« La Pologne devrait entrer dans la zone euro, mais pas pour le moment »

L’adhésion à la zone euro ne serait pas profitable pour la Pologne actuellement, mais elle pourrait s’avérer bénéfique au moment propice, selon Leszec Skiba, le vice-ministre des Finances polonais. Un article d’Euractiv Pologne.

EURACTIV Poland
Presentation of the new banknote 500 zloties
« Une zone euro stable profite à la Pologne, même pour des raisons purement pragmatiques », a déclaré Leszec Skiba, le vice-ministre des Finances polonais, lors d’un débat sur « la Pologne dans la zone euro » au Sejm, le Parlement polonais. [[EPA/Pawel Supernak] ]

L’adhésion à la zone euro ne serait pas aujourd’hui profitable pour la Pologne, mais pourrait s’avérer bénéfique au moment propice, selon le vice-ministre des Finances polonais. Un article d’Euractiv Pologne.

« Une zone euro stable profite à la Pologne, même pour des raisons purement pragmatiques », a déclaré Leszec Skiba, le vice-ministre des Finances polonais, lors d’un débat sur « la Pologne dans la zone euro » au Sejm, le Parlement polonais.

Toute discussion sur l’adoption de la monnaie unique doit se fonder sur « un équilibre entre les avantages, les opportunités et les risques », selon le vice-ministre des Finances. Cependant, la situation actuelle suggère que l’adoption de l’euro ne serait pas profitable pour la Pologne.

« La Pologne devrait entrer dans la zone euro, mais pas pour le moment », a-t-il annoncé. Étant donné que le pays exporte beaucoup vers la zone euro, une zone euro stable est une condition essentielle pour le développement des exportations polonaises.

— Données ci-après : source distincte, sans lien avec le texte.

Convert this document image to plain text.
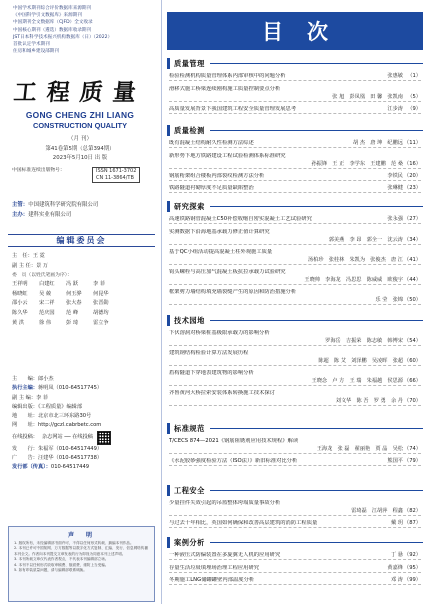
中国学术期刊综合评价数据库来源期刊
《中国科学引文数据库》来源期刊
中国期刊全文数据库（CJFD）全文收录
中国核心期刊（遴选）数据库收录期刊
JST日本科学技术振兴机构数据库（日）（2022）
首批认定学术期刊
住房和城乡建设部期刊
工程质量
GONG CHENG ZHI LIANG
CONSTRUCTION QUALITY
（月 刊）
第41卷第5期（总第394期）
2023年5月10日 出 版
中国标准连续出版物号：	ISSN 1671-3702
CN 11-3864/TB
主管：中国建筑科学研究院有限公司
主办：建科实业有限公司
编辑委员会
主　任：王 霓
副 主 任：景 万
委　员（以姓氏笔画为序）：
王祥明	白建红	冯 跃	李 菲
杨晓虹	吴 兢	何玉骅	何昆华
邵小云	宋二祥	张大春	张晋勋
陈久华	范庆国	范 峰	胡德均
黄 洪	徐 伟	彭 琦	雷立争
主　　编：郎小杰
执行主编：蒋明凤（010-64517745）
副 主 编：李 菲
编辑出版：《工程质量》编辑部
地　　址：北京市北三环东路30号
网　　址：http://gczl.cabrbetc.com
在线投稿： 杂志网站 ── 在线投稿
发　　行：朱福军（010-64517449）
广　　告：汪建华（010-64517738）
发行部（传真）：010-64517449
声　明
1. 版权所有，未经编辑部书面许可，不得以任何形式转载、摘编本刊作品。
2. 本刊已许可中国知网、万方数据等以数字化方式复制、汇编、发行、信息网络传播
本刊全文。作者向本刊提交文章发表的行为即视为同意本刊上述声明。
3. 本刊所载文章仅代表作者观点，不代表本刊编辑部立场。
4. 本刊不以任何形式收取审稿费、版面费，谨防上当受骗。
5. 如有印装质量问题，请与编辑部联系调换。
目次
质量管理
检验检测机构质量管理体系内部审核中的问题分析	张惠敏 （1）
滑移式施工桥梁连续刚构施工质量控制要点分析
张 旭　彭凤凰　田 馨　张凯南 （5）
高质量发展背景下我国建筑工程安全质量管理发展思考	江步涛 （9）
质量检测
既有混凝土结构耐久性检测方法综述	胡 杰　唐 坤　纪鹏远 （11）
新形势下地方铁路建设工程试验检测体系标准研究
孙振锋　王 正　李学东　王建鹏　范 桑 （16）
钢筋桁架组合楼板内部裂纹检测方法分析	李铁民 （20）
铁路隧道衬砌厚度不足质量缺陷整治	张琳健 （23）
研究探索
高速铁路钢管混凝土C50补偿收缩自密实混凝土工艺试验研究	张永强 （27）
实测数据下沿海地基承载力修正值计算研究
郭美燕　李 昂　郭全一　沈云涛 （34）
基于QC小组活动提高混凝土柱外观施工质量
汤柏珍　张桂林　朱凯为　张俊杰　唐 江 （41）
钩头螺栓与高压加气混凝土板抗拉承载力试验研究
王晓帅　李海龙　冯思思　陈威威　欧俊宇 （44）
框架剪力墙结构填充墙裂缝产生的原因和防治措施分析
乐 莹　张锦 （50）
技术园地
下伏溶洞对桥梁桩基极限承载力的影响分析
罗海岳　吉振荣　陈志敏　韩博宋 （54）
建筑钢结构检验计算方法发展历程
陈超　陈 艾　刘泽鹏　吴凌晖　张超 （60）
盾构隧道下穿地表建筑物的影响分析
王晓念　卢 方　王 瑞　朱福越　侯思源 （66）
齐鲁黄河大桥拉索安装体系转换施工技术探讨
刘文华　陈 吾　罗 勇　余 丹 （70）
标准规范
T/CECS 874—2021《钢筋阻锈剂应用技术规程》解读
王海龙　张 磊　翟丽艳　贾 晶　吴松 （74）
《水泥胶砂强度检验方法（ISO法）》新旧标准对比分析	熊国平 （79）
工程安全
少量挂件失效引起的吊篮整体垮塌质量事故分析
雷琦磊　江胡萍　程鑫 （82）
与过去十年相比，英国如何确保和改善高层建筑的消防工程质量	戴 玥 （87）
案例分析
一种液压式防偏装置在多旋翼无人机的应用研究	丁 悬 （92）
存量生活垃圾填埋场治理工程应用研究	黄嘉烽 （95）
冬期施工LNG储罐罐壁内部温度分析	邓 涛 （99）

Des taux de change et d’intérêt cruciaux

Selon Leszec Skiba, les taux de change et d’intérêt sont les éléments clés du processus d’adoption de l’euro.

« Rester en dehors de la zone euro est encore la meilleure solution pour certains pays », a-t-il déclaré, affirmant que l’adhésion à la zone euro est beaucoup plus faisable pour ceux qui ont un taux de change fixe que ceux avec un taux de change fluctuant.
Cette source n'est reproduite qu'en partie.